Quizás sea lo más sorprendente, sea escuchar a la Malala - la sobreviviente y simbolo - hablando sobre su atentado desde el perdón y la reconciliación. Porque para Malala, la labor de crear y aprender se expresa - se opone - a esa violencia de la que fue victima, a esa visión cruda y desnuda de una cultura del odio a la que se enfrentó. Al hablar sobre la agresión, sobre lo que no recuerda nada, lo hace desde la visión del que cree fervientemente en el poder de crear, antes de destruir. Refiriéndose a su atacante, insiste:  "él era joven, de unos 20 años, podría ser un chico. Y es duro tener una pistola y matar gente. Puede que por ello su mano estuviera temblando. Puede que no supiera si podia hacerlo. Pero a la gente le lavan el cerebro. Por eso llevan a cabo ataques suicidas y matan a gente. No puedo imaginarlo. El chico que me disparó, no puedo impaginame herirle, ni siquiera con una aguja. Creo en la paz, creo en la misericordia". Una niña con el espiritu de una cultura que nació libre, que aspira a la libertad y que se enfrenta al odio y al prejuicio con el estandarte de su voluntad.

Sin duda, para Malala esa reflexión sobre el valor de la paz y el poder real de la misericordia y el perdón sea su manera de crear un mundo nuevo. Un legado recién nacido para un mundo que se mira así mismo y más allá a través de su propia capacidad para crear. Un mundo que gracias a Malala, quizás es más consciente que nunca del valor de la esperanza y la bondad.


¿Donde puedes comprar el libro "Yo soy Malala" de Malala Yousafzai en Caracas?

Lamentablemente, no lo he visto en ninguna librería.

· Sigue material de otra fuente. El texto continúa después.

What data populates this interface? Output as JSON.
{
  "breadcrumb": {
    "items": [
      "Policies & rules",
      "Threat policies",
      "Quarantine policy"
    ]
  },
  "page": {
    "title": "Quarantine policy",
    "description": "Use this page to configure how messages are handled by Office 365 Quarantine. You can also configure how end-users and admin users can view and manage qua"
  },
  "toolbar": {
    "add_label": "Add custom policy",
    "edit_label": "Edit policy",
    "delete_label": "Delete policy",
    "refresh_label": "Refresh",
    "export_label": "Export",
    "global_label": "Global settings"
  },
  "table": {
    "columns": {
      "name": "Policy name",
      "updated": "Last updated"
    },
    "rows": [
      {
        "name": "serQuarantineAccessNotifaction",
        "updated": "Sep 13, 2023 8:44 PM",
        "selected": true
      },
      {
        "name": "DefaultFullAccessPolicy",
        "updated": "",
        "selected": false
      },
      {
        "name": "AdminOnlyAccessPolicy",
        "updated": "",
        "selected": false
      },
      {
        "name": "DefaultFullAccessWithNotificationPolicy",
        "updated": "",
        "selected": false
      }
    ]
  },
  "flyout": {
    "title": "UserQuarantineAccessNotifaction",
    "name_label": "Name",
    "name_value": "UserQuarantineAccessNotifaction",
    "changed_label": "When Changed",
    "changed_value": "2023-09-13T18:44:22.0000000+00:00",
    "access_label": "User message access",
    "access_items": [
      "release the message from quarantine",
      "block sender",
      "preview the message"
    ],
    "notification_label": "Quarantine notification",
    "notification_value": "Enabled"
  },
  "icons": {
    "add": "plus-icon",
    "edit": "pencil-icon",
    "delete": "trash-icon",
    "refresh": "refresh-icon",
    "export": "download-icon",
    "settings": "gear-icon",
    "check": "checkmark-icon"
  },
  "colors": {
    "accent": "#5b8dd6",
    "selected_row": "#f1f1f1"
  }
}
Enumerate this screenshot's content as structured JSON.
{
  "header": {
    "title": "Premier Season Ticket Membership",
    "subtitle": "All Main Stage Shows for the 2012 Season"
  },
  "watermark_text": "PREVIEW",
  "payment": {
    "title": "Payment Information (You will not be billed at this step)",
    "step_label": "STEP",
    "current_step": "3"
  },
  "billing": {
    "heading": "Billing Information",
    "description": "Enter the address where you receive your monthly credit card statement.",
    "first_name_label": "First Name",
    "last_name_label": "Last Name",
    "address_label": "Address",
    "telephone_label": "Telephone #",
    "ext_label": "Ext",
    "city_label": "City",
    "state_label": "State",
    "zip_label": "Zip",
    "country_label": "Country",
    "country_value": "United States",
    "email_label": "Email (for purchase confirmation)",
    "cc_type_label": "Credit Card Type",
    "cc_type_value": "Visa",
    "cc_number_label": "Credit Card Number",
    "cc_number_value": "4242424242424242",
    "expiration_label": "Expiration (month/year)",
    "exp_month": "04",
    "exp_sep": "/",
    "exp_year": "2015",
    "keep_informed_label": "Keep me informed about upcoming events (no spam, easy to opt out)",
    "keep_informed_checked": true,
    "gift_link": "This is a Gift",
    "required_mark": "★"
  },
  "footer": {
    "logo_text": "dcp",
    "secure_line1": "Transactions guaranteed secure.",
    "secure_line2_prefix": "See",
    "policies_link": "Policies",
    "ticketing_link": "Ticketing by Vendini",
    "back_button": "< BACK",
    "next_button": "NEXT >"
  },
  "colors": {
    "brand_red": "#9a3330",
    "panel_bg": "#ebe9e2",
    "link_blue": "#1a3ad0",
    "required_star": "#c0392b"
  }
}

Como siempre, si quieres leer el libro "Yo soy Malala" de Malala Yousafzai en formato digital, déjame tu dirección de correo electrónico en los comentarios y te lo envío.


9 comentarios:

Francis Rosario dijo...

Frosario0610@gmail.com. Mil gracias :-)

Carola dijo...

carolina.suniaga@gmail.com

Conejita dijo...

stereo.sil@gmail.com

Gracias!!

Karla Mejias dijo...

Hola quiero leer este libro con las venas son de Caracas y no lo consigo kym_queen@hotmail.com.

Mil gracias!!

Karla Mejias dijo...

hola quiero leer este libro con la venas soy de Caracas y no lo consigo! kym_queen@hotmail.com

Karla Mejias dijo...

kym_queen@hotmail.com

Por favooor y gracias!!

María Sol Carlsen dijo...

masolsy2@hotmail.com Me encantaría poder leerlo... Mil gracias!!

Briggith Rivero dijo...

briggithquimica@gmail.com gracias de antemano

Victor Manuel Carrillo Valera dijo...

A mi tambien me cautivo la historia de esta niña, deberia ser escuchada por todos los mandatarios de todos los paises, que solo andan pensando en violencia y guerras, y donde las mujeres son menos que animales domesticos, ante la mentalidad de Malala, son todos ignorantes, "Porque no mandan libros, en lugar de armas" algo similar ella dijo, cuando sobre todo Estados Unidos manda soldados y armas a otros paises. He buscado el libro y no lo consigo.